VITRINE CULTURAL: COMBATE À MISOGINIA
Em 24 de março, o Senado aprovou por unanimidade a inclusão da misoginia entre os crimes de preconceito e discriminação inscritos no PL 896/2023, com previsão de pena de dois a cinco anos de reclusão, além de multa. O projeto, de autoria da senadora Ana Paula Lobato (PSB/MA) já está em debate na Câmara, onde encontra resistência de alguns deputados e deputadas, por incrível que pareça. A voz mais estridente é a do deputado Nikolas Ferreira (PL/MG) que, em discurso mentiroso sobre o projeto de lei, prometeu combatê-lo. O dispositivo legal não deveria ser objeto de disputa ideológica, já que a misoginia, que se manifesta em discursos de ódio e incentivo a agressões contra as mulheres, está na raiz de todas as violências que atingem mulheres em nossa sociedade, sejam na forma de assédio moral, psicológico, sexual ou, mais grave ainda, de números assustadores de estupros e feminicídios.
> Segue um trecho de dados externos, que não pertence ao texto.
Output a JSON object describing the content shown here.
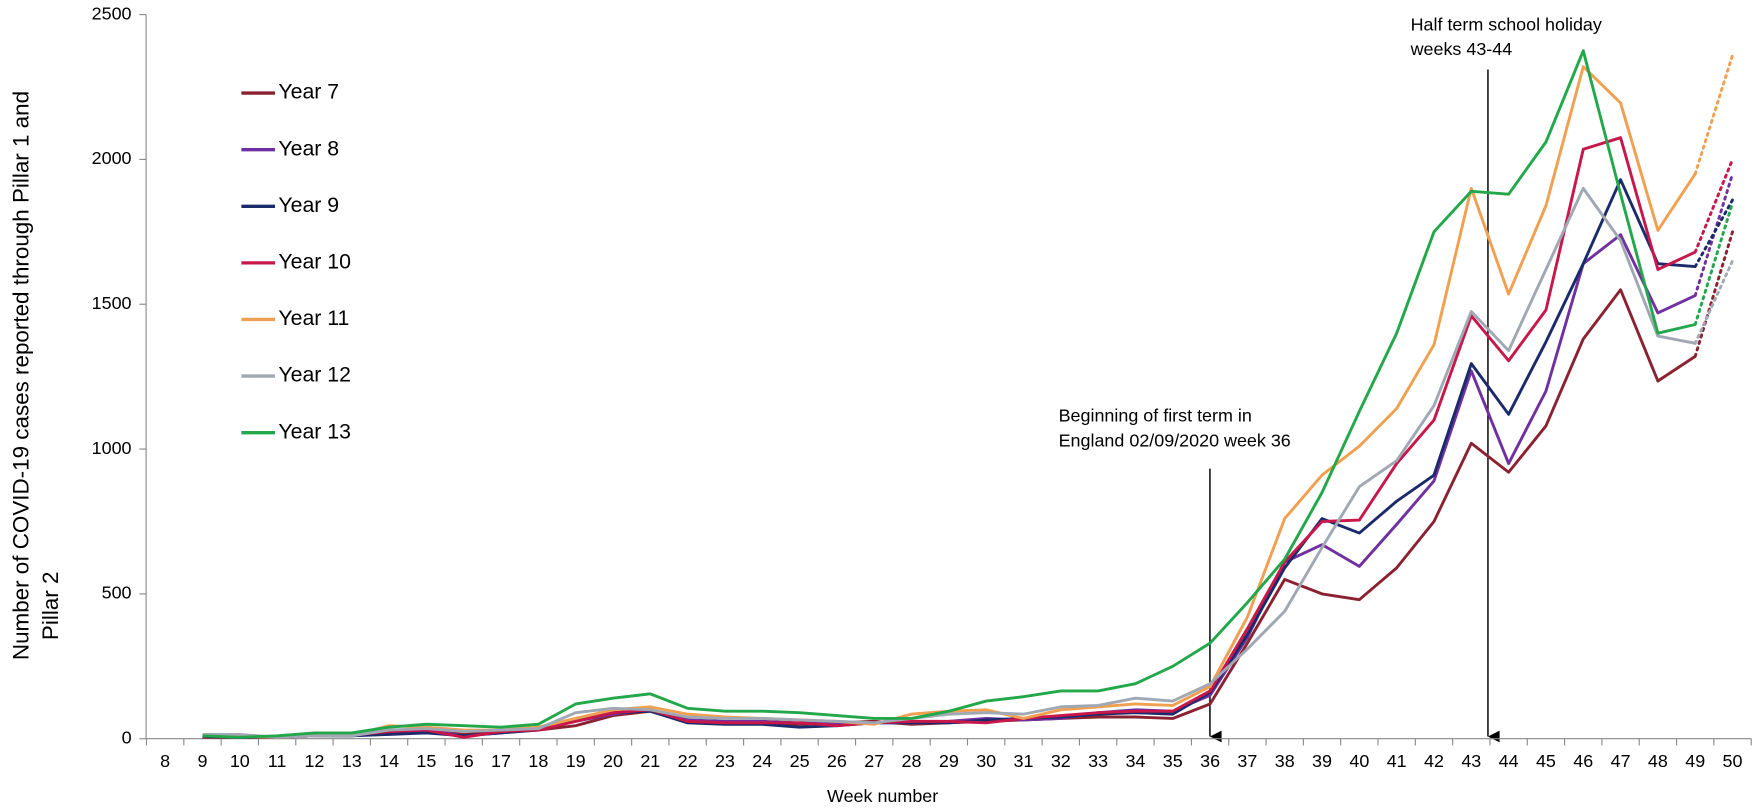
{
  "chart_data": {
    "type": "line",
    "y_title_lines": [
      "Number of COVID-19 cases reported through Pillar 1 and",
      "Pillar 2"
    ],
    "x_title": "Week number",
    "categories": [
      "8",
      "9",
      "10",
      "11",
      "12",
      "13",
      "14",
      "15",
      "16",
      "17",
      "18",
      "19",
      "20",
      "21",
      "22",
      "23",
      "24",
      "25",
      "26",
      "27",
      "28",
      "29",
      "30",
      "31",
      "32",
      "33",
      "34",
      "35",
      "36",
      "37",
      "38",
      "39",
      "40",
      "41",
      "42",
      "43",
      "44",
      "45",
      "46",
      "47",
      "48",
      "49",
      "50"
    ],
    "ylim": [
      0,
      2500
    ],
    "yticks": [
      0,
      500,
      1000,
      1500,
      2000,
      2500
    ],
    "last_segment_style": "dotted",
    "legend": "upper left",
    "series": [
      {
        "name": "Year 7",
        "color": "#8b2232",
        "values": [
          null,
          5,
          5,
          5,
          10,
          10,
          25,
          30,
          15,
          25,
          30,
          45,
          80,
          95,
          60,
          55,
          55,
          50,
          55,
          60,
          50,
          55,
          60,
          65,
          70,
          75,
          75,
          70,
          120,
          330,
          550,
          500,
          480,
          590,
          750,
          1020,
          920,
          1080,
          1380,
          1550,
          1235,
          1320,
          1750
        ]
      },
      {
        "name": "Year 8",
        "color": "#7030a0",
        "values": [
          null,
          10,
          8,
          5,
          10,
          10,
          20,
          30,
          10,
          20,
          35,
          60,
          85,
          100,
          65,
          60,
          60,
          55,
          55,
          55,
          55,
          60,
          70,
          65,
          70,
          90,
          100,
          95,
          150,
          350,
          610,
          670,
          595,
          740,
          890,
          1270,
          950,
          1200,
          1640,
          1740,
          1470,
          1530,
          1950
        ]
      },
      {
        "name": "Year 9",
        "color": "#1b2a6b",
        "values": [
          null,
          8,
          5,
          5,
          10,
          10,
          15,
          20,
          10,
          20,
          30,
          70,
          90,
          95,
          55,
          50,
          50,
          40,
          45,
          55,
          55,
          55,
          65,
          70,
          75,
          85,
          90,
          85,
          160,
          360,
          590,
          760,
          710,
          820,
          910,
          1295,
          1120,
          1370,
          1640,
          1930,
          1640,
          1630,
          1860
        ]
      },
      {
        "name": "Year 10",
        "color": "#c8174a",
        "values": [
          null,
          10,
          8,
          5,
          10,
          12,
          25,
          30,
          5,
          25,
          30,
          60,
          90,
          100,
          60,
          55,
          55,
          55,
          45,
          55,
          60,
          60,
          55,
          70,
          80,
          90,
          95,
          95,
          165,
          380,
          610,
          750,
          755,
          950,
          1100,
          1460,
          1305,
          1480,
          2035,
          2075,
          1620,
          1680,
          2000
        ]
      },
      {
        "name": "Year 11",
        "color": "#f0a050",
        "values": [
          null,
          10,
          8,
          5,
          10,
          12,
          45,
          40,
          30,
          30,
          40,
          70,
          100,
          110,
          85,
          75,
          70,
          65,
          60,
          50,
          85,
          95,
          100,
          70,
          100,
          110,
          120,
          115,
          180,
          420,
          760,
          910,
          1010,
          1140,
          1360,
          1900,
          1535,
          1840,
          2320,
          2195,
          1755,
          1950,
          2360
        ]
      },
      {
        "name": "Year 12",
        "color": "#a0a8b4",
        "values": [
          null,
          15,
          15,
          5,
          10,
          10,
          30,
          35,
          25,
          30,
          35,
          90,
          105,
          100,
          75,
          70,
          70,
          65,
          60,
          55,
          70,
          85,
          90,
          85,
          110,
          115,
          140,
          130,
          190,
          310,
          440,
          660,
          870,
          960,
          1150,
          1475,
          1340,
          1620,
          1900,
          1720,
          1390,
          1365,
          1650
        ]
      },
      {
        "name": "Year 13",
        "color": "#22a84a",
        "values": [
          null,
          10,
          5,
          10,
          20,
          20,
          40,
          50,
          45,
          40,
          50,
          120,
          140,
          155,
          105,
          95,
          95,
          90,
          80,
          70,
          70,
          95,
          130,
          145,
          165,
          165,
          190,
          250,
          330,
          470,
          620,
          850,
          1130,
          1400,
          1750,
          1890,
          1880,
          2060,
          2375,
          1880,
          1400,
          1430,
          1850
        ]
      }
    ],
    "annotations": [
      {
        "lines": [
          "Beginning of first term in",
          "England 02/09/2020 week 36"
        ]
      },
      {
        "lines": [
          "Half term school holiday",
          "weeks 43-44"
        ]
      }
    ]
  }
}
Para compreender melhor como essa máquina de ódio contra as mulheres funciona, vale a pena assistir na Netflix ao documentário Por Dentro da Machosfera, de Louis Theroux, documentarista britânico que investigou esse universo e conseguiu entrevistar alguns influenciadores que se tornaram milionários propagando a violência com discursos misóginos, homofóbicos e antissemitas.

Os conteúdos de ódio e violência são disseminados em redes sociais não reguladas, multiplicando seguidores, principalmente adolescentes, e gerando curtidas que se traduzem em mais renda de publicidade para influenciadores cuja fama aumenta, à medida que exibem músculos turbinados com testosterona, agressividade gratuita e símbolos de riqueza. Aliás, segundo o psiquiatra e sexólogo Arnaldo Barbieri Filho, está havendo um abuso de androgênios, frequentemente por automedicação, principalmente entre jovens que buscam o aumento da massa muscular e da força, o que pode provocar uma série de efeitos adversos, tais como hipertrofia do coração, tumores no fígado e até mesmo infertilidade, além de transtornos psiquiátricos. Impulsionada pelos algoritmos das redes sociais, a misoginia está enriquecendo alguns homens, idolatrados em comunidades virtuais ultramachistas, e adoecendo muitos outros, enquanto as mulheres sofrem as consequências mais graves.
No cinema de ficção, o tema da violência doméstica é abordado há décadas. O filme de suspense Dormindo com o Inimigo, de 1991, estrelado pela atriz Julia Roberts, é uma referência do gênero e pode ser revisto no streaming da Disney.
Lançado na plataforma Netflix em 2022, a comédia dramática indiana Darlings aborda o tema de forma mais leve e divertida. Apesar de ter gerado algumas críticas negativas por essa abordagem um tanto irreverente, o filme mostra como é difícil para muitas mulheres escapar de uma relação conjugal abusiva, quando o homem é sedutor, manipulador e mentiroso contumaz, o que acontece em muitos casos. Somente depois de sofrer inúmeras agressões do marido, a protagonista Badru, muito bem interpretada pela atriz Alia Bhatt, decide se vingar dele com a ajuda da mãe. A partir daí, ocorre uma série de situações meio absurdas e tragicômicas, com um desfecho surpreendente.

Para quem gosta de séries de suspense e dramas psicológicos, recomendo assistir à minissérie O Monstro em Mim, disponível na Netflix. Em atuação impecável, a atriz Claire Danes vive uma escritora famosa, em luto pela trágica morte de seu filho. Aggie Wiggs é convencida pelo vizinho, Nile Jarvis, magnata do setor imobiliário, suspeito pelo desaparecimento da ex-esposa, a escrever sua biografia. A personalidade sedutora, narcísica e violenta desse personagem, muito bem interpretado por Matthew Rhys, mostra-se aos poucos, em uma série de entrevistas com a biógrafa, produzindo tensão e suspense no espectador. Ao mesmo tempo, é possível observar a relação de dominação que o empresário mantém com sua mulher atual, que evita confrontá-lo com suspeitas. O final, surpreendente e revelador de segredos, provoca uma reflexão sobre as fraquezas e vaidades humanas, presentes em todos nós.
Simone Daumas é servidora aposentada do Banco Central do Brasil e Conselheira Regional do Sinal-RJ.
A coluna expressa opiniões da autora e não reflete necessariamente o posicionamento do Sinal-RJ.